The chief casualty in this war is the memory of the victim of course. Most dramatic, as in my wife’s case, was the dastardly attack on the mind’s ability to remember how to tell the body to perform. Joyce went, in a few short years, from a graceful, athletic lady who loved running and yoga and aerobics, to being bedfast.
For several years, she not only won her age group in the local 10K (she joked there were not a lot running at her age), but her times also would have won a couple of age groups beneath her.
She loved yoga with her friends. She loved traveling. She loved the beach. She loved gardening and even cleaning the house. She loved singing in the choir at church. She enjoyed playing the piano.
But the loss of communication between her mind and her body slowly wrenched these parts of her life from her, and eventually took away her ability to function altogether. Now, at the age where we should be enjoying retirement and travel and more family time, there is a vacuum.
The memories of the survivors are casualties too. When I try to recall times and places for Joyce and even people, she often smiles sweetly and seems at times to grasp the topic, but more (and more) often, she smiles and then shrugs her shoulders.
So while I hold on to the memories of holidays and beach trips and ball games and family events, she has little to sustain her. Memories, the fabric of our lives, have been eaten away. Memories for the survivors, while comforting, are also painful and constant reminders of what is no more.
The value of memories is lessened and diluted if they can’t be shared with the person who made them special. Not surprisingly, the Big A also brings “survivor syndrome” into the lives of the families of the victims, particularly spouses.
While not wanting to be (too) self-pitying, the writer is living proof. You are left to wonder why your mate and not you of course. And you are left to reflect on how hard it is to find someone you want to spend your life with and then how that joy and comfort can be painfully stripped away too early.
Perhaps dementia is God’s way of easing its victims into accepting the finality of earthly existence. Slowly fading away. But Early Onset, as the name suggests, comes when there is more life to live, short changes its victims and is not necessarily slow.
Hopefully, the impact may be worse on the survivor than the victim, watching the erosion of the most important relationship of your life. I prefer to think that my wife now lives in a state of blissful ignorance.
Similar to the challenge of having every day speech trigger emotional car wrecks, and dealing with survivor guilt, is trying to deal with the way others act around the victim. In my world, Joyce is still here. She almost always smiles when I arrive at the Manor, with childlike excitement at times.
She likes me to kiss her, she enjoys me holding her hand, and she tries to talk at times. She sometimes gets out a few words. But others, usually well intentioned but clueless (and whatever word is the opposite of empathetic), talk as if she is not in the room.
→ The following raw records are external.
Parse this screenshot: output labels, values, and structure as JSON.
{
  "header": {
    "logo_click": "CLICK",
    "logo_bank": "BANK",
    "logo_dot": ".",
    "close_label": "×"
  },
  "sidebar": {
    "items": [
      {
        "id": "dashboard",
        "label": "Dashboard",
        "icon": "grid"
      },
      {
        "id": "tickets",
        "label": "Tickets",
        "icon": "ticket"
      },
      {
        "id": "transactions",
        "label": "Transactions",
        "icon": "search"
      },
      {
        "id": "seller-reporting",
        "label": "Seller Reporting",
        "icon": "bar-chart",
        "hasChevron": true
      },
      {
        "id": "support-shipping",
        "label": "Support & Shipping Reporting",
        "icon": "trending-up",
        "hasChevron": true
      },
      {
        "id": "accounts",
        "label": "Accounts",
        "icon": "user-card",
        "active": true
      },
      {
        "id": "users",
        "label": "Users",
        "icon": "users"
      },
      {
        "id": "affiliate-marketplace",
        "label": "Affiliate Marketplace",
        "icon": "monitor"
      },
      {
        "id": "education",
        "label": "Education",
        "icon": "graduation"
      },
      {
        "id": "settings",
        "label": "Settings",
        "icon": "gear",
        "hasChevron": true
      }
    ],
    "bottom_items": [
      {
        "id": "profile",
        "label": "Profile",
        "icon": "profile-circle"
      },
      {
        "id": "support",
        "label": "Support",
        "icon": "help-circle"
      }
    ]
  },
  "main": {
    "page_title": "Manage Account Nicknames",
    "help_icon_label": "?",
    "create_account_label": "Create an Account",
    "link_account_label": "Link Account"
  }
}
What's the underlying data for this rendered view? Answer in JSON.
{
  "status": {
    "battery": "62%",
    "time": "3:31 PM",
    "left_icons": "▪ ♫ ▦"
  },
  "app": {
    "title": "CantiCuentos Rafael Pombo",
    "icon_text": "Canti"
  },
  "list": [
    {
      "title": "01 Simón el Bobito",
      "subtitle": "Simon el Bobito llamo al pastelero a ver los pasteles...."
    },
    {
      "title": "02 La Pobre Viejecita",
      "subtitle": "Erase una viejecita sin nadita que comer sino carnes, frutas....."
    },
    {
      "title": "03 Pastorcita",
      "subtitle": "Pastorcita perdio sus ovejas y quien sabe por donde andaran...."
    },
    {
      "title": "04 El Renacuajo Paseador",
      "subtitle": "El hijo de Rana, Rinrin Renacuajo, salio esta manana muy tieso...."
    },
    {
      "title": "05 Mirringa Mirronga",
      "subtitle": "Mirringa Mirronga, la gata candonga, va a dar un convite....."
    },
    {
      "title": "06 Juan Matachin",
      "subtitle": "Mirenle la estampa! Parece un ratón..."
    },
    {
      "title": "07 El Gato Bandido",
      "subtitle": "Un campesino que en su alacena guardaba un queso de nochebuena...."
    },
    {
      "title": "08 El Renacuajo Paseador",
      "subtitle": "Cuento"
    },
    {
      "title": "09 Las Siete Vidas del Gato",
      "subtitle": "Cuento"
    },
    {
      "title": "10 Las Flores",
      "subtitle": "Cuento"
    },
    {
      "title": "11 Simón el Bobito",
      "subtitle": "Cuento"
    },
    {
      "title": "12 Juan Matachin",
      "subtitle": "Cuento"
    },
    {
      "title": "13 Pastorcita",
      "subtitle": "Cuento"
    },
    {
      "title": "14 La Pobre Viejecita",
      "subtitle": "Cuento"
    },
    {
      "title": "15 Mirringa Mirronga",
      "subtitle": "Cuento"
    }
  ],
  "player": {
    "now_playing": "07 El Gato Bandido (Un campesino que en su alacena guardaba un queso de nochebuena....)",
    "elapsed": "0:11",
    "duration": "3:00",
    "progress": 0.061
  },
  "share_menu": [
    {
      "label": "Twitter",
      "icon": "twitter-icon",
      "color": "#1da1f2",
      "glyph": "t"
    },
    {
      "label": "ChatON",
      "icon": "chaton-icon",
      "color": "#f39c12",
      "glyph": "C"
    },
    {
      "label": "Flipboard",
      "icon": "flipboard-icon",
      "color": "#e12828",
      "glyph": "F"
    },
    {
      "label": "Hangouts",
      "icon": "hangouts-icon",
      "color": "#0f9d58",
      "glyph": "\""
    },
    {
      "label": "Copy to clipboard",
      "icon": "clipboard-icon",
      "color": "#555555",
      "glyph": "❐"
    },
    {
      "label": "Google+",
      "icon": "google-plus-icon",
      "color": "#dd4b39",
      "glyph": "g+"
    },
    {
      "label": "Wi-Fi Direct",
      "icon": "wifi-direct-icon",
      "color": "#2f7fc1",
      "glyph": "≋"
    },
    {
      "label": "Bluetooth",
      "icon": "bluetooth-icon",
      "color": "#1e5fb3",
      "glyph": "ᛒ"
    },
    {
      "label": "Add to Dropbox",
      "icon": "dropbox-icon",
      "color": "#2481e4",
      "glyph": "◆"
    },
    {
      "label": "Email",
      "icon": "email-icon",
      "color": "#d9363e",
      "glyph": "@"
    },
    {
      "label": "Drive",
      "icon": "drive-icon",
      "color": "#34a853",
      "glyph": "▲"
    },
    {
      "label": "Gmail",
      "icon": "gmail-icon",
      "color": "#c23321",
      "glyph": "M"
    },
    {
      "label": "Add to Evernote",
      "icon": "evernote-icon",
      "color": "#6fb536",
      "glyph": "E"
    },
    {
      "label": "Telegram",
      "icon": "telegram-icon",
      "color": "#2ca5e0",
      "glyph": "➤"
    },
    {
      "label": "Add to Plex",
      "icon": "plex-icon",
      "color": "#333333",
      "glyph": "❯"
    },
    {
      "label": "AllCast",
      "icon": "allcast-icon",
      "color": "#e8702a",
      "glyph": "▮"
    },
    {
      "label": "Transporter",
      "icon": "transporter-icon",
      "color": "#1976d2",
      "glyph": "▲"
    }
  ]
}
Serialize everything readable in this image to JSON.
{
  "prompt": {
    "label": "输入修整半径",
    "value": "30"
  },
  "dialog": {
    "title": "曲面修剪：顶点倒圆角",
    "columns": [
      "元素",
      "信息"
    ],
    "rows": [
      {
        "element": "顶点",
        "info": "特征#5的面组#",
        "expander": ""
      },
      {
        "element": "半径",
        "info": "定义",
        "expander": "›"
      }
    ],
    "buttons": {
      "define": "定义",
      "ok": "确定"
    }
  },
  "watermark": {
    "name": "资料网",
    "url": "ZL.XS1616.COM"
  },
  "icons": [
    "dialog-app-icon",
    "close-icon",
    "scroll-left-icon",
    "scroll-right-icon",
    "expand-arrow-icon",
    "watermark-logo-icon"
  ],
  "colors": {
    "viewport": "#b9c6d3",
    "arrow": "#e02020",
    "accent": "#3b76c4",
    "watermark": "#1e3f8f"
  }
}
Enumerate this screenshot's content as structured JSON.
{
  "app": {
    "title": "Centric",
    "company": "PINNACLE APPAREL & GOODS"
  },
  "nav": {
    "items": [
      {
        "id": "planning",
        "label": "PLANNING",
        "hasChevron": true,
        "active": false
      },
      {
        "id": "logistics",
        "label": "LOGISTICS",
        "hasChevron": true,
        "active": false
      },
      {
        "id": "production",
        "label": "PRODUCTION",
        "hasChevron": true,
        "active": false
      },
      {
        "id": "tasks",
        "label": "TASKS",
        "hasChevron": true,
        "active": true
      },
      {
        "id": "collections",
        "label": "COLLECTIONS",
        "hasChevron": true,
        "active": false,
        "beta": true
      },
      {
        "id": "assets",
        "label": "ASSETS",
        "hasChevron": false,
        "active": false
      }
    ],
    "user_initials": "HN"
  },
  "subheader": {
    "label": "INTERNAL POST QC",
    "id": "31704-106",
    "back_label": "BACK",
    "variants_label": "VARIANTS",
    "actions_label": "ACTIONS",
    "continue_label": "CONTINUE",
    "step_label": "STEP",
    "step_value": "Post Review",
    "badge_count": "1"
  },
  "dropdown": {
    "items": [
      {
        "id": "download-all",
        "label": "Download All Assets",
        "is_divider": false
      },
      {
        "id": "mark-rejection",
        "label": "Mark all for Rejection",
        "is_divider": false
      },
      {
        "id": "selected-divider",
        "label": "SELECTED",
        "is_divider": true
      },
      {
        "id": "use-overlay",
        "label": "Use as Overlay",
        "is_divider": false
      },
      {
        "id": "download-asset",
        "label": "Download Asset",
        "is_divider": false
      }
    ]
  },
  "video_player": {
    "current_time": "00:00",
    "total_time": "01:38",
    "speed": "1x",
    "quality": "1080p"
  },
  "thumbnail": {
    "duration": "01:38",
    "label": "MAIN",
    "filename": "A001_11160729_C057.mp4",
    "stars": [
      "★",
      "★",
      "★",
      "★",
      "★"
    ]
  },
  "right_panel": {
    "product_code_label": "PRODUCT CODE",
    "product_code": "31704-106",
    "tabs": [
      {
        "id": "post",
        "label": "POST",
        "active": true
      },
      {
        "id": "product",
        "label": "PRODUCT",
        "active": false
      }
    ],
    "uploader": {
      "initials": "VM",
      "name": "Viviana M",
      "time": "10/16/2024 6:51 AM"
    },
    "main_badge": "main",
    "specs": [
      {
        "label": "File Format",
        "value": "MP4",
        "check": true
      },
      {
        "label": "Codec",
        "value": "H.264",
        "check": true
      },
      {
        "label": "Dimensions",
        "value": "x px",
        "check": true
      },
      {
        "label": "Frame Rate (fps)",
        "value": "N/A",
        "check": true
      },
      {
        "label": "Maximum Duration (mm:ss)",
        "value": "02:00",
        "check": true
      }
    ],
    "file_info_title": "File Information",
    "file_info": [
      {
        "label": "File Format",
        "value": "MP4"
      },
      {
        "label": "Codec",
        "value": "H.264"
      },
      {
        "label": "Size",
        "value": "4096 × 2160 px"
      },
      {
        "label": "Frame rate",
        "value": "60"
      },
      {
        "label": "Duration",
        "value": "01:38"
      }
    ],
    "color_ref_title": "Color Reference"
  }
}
They ask questions or talk about her as if she isn’t there. Not true! Not to me. I like to say J still has her essence – her sweetness, her playfulness, her concern for others force their way through the clouds in her mind at times, even though without the vibrancy once there.
And then the survivor lives with the reality that the clouds get thicker every day.
Evans “Buddy” King grew up in Christiansburg and graduated from CHS in 1971. He lives in Clarksburg, West Virginia, where he practices law with the firm of Steptoe and Johnson PLLC.